Program Information
Left Ventricle Segmentation with a Coupled Length Regularization and Sparse Shape Prior
W Liu1*, D Ruan2 , (1) UCLA School of Engineering, Los Angeles CA, (2) UCLA School of Medicine, Los Angeles, CA
Presentations
TU-CD-BRA-3 (Tuesday, July 14, 2015) 10:15 AM - 12:15 PM Room: Ballroom A
Purpose:To perform accurate segmentation on left ventricles from Cine MR images
Methods: We have developed a novel variational segmentation method that incorporates prior knowledge on both geometrical relations and shapes of the endocardium and epicardium. In contrast to conventional approaches that preserve a constant distance between the endo- and epicardial contours, we propose to maintain a smoothly varying distance between the endo- and epicardium represented by two separate level set functions, which is more robust to shape variations across slices and phases among different patients. The coupled level set representation further allows us to incorporate a sparse composite shape prior to boost the performance. A robust data fidelity of Gaussian mixture is utilized to represent overlapped intensity distributions of each cardiac region under the condition of insufficient gradient information. We evaluated the proposed method on datasets from MICCAI left ventricle segmentation challenge, and compared our method against other state-of-the-art approaches based on Dice similarity coefficient (DSC).

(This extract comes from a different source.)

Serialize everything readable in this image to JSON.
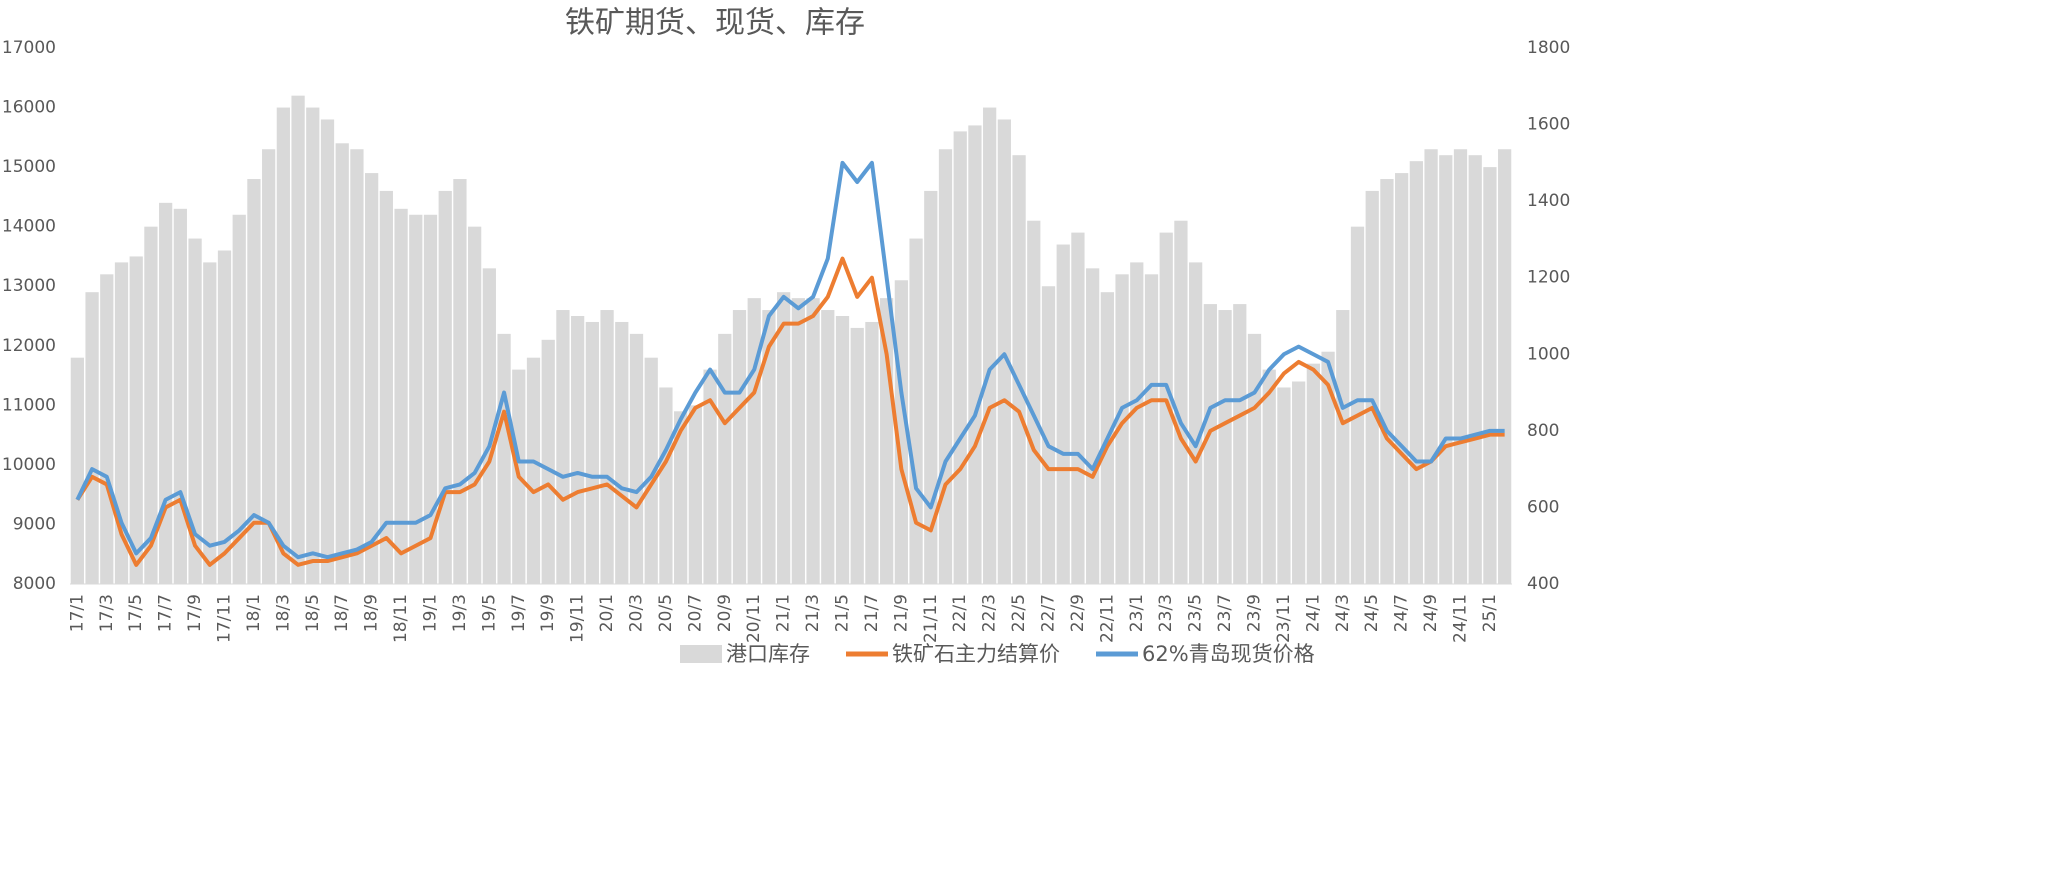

Results: Our method successfully segmented all left ventricles in 15 validation datasets from patients of different pathologies. It achieved competitive if not better DSC accuracy compared to other state-of-the-art methods, with mean DSC of 0.89 and standard deviation of 0.04 on endocardium segmentation, and mean DSC of 0.94 and standard deviation of 0.01 on epicardium segmentation.
Conclusion: Introducing anatomy-specific geometric coupling and sparse composite shape priors on endo- and epicardium, in addition to length regularization, into the variational method has demonstrated its advantage in the challenging problem of left ventricle segmentation. A joint left and right ventricle segmentation method is under development.